(Recasts with end of Wednesday's hearing)
* Everything was to generate profits, Adoboli says
* Trader is blamed for losses of $2.3 billion
LONDON, Oct 31 (Reuters) - Former UBS trader Kweku Adoboli said on Wednesday that he and Jerome Kerviel, the Societe Generale "rogue trader", got into trouble only because they had lost money for their employers.
Adoboli, 32, was arrested on Sept. 15, 2011, and blamed for losses of $2.3 billion. He is on trial in London accused of two counts of fraud and four of false accounting, which he denies.
The prosecution say Adoboli traded far in excess of his risk limits, concealed his positions through fictitious bookings and lied to the back office when asked questions about his trades.
Adoboli says everything he did was to generate profits for UBS and that he was encouraged by senior managers to "push the boundaries" and ignore stated policies such as risk limits.
"My deep belief was what really happened was that they pushed him (Kerviel) really hard to generate profits for SocGen and as long as he generated profits they were happy, and when it finished in the end in catastrophe they put him in prison," Adoboli said.
"I have experienced exactly the same thing, not because I'm a rogue trader, not because I'm a fraudster, not because I'm a criminal, but because I went in pursuit of the goals set by our leadership."
The Kerviel case arose when prosecuting counsel Sasha Wass read out to the court an email entitled "Global compliance alert: rogue trader costs Societe Generale $7.1 billion" that was sent by UBS to all its investment banking staff in January 2008.
"The trader, who exceeded his limits, was able to conceal the positions ... through 'a scheme of elaborate fictitious transactions' because of his 'in-depth knowledge of the control procedures resulting from his previous employment in the middle office'," the UBS email said, citing SocGen announcements.
"That paragraph could almost be you, couldn't it?" Wass told Adoboli, who like Kerviel had been a trader in so-called "Delta One" products and had worked in the back office before becoming a trader.
He agreed, with the caveat that he did not think his own fictitious transactions had been "elaborate".
Wass put it to Adoboli that the Kerviel case "would have operated as a warning signal to an honest person" and that far from heeding that warning he had carried out a "copy-cat exercise" of Kerviel's activities.
Adoboli has told the court that he first booked a fictitious trade in late 2008, several months after the Kerviel scandal had broken. He has said he did this for legitimate trading purposes that were for the good of UBS.
"What we really thought (of the Kerviel case) was 'this is how investment banks work, we need to ensure not to lose money'," Adoboli said.
Wass put it to him that a better lesson to draw from the Kerviel episode was that traders should follow the rules.
She said that the UBS email had made it plain that it was a "sackable offence" to exceed risk limits and conceal trading positions with fictitious bookings.

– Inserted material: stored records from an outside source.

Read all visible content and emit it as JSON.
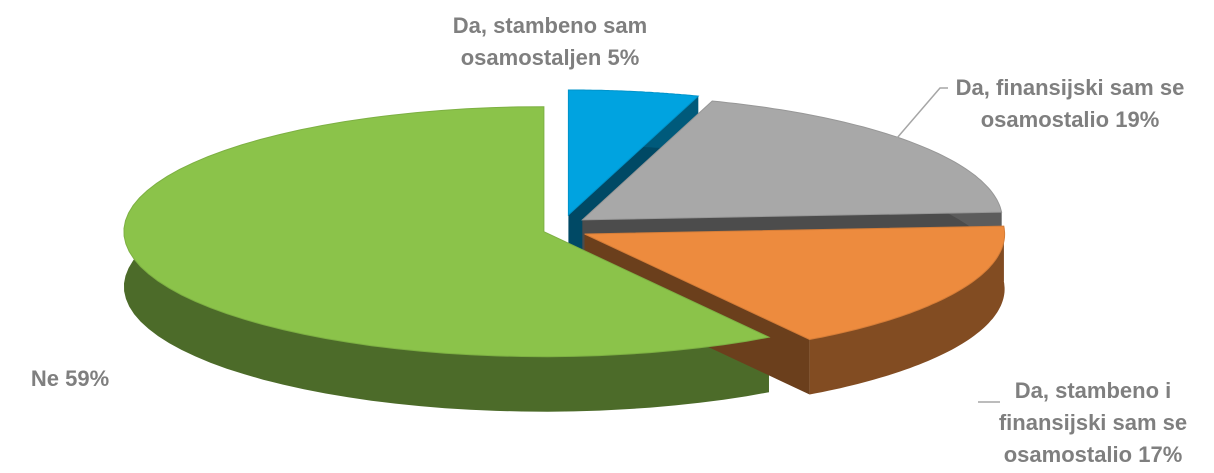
{
  "chart_data": {
    "type": "pie3d",
    "categories": [
      "Da, stambeno sam osamostaljen",
      "Da, finansijski sam se osamostalio",
      "Da, stambeno i finansijski sam se osamostalio",
      "Ne"
    ],
    "values": [
      5,
      19,
      17,
      59
    ],
    "value_labels": [
      "5%",
      "19%",
      "17%",
      "59%"
    ],
    "colors": [
      "#00a3e0",
      "#a8a8a8",
      "#ed8b3e",
      "#8bc34a"
    ]
  }
}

"It's a sackable offence to lose money in SocGen and in any other bank," Adoboli responded.
He described the UBS email about Kerviel as a "tick-box exercise" designed to give the impression that the bank was serious about rules and limits when the reality was it didn't care as long as profits were made.
"This email represents how the bank sticks up a piece of paper and says 'this is our policy, this is what you must follow'," he said.
He contrasted this with what he said was the real message coming from senior managers at UBS during his time there, which was that it was fine to bend the official rules to make a profit for the bank.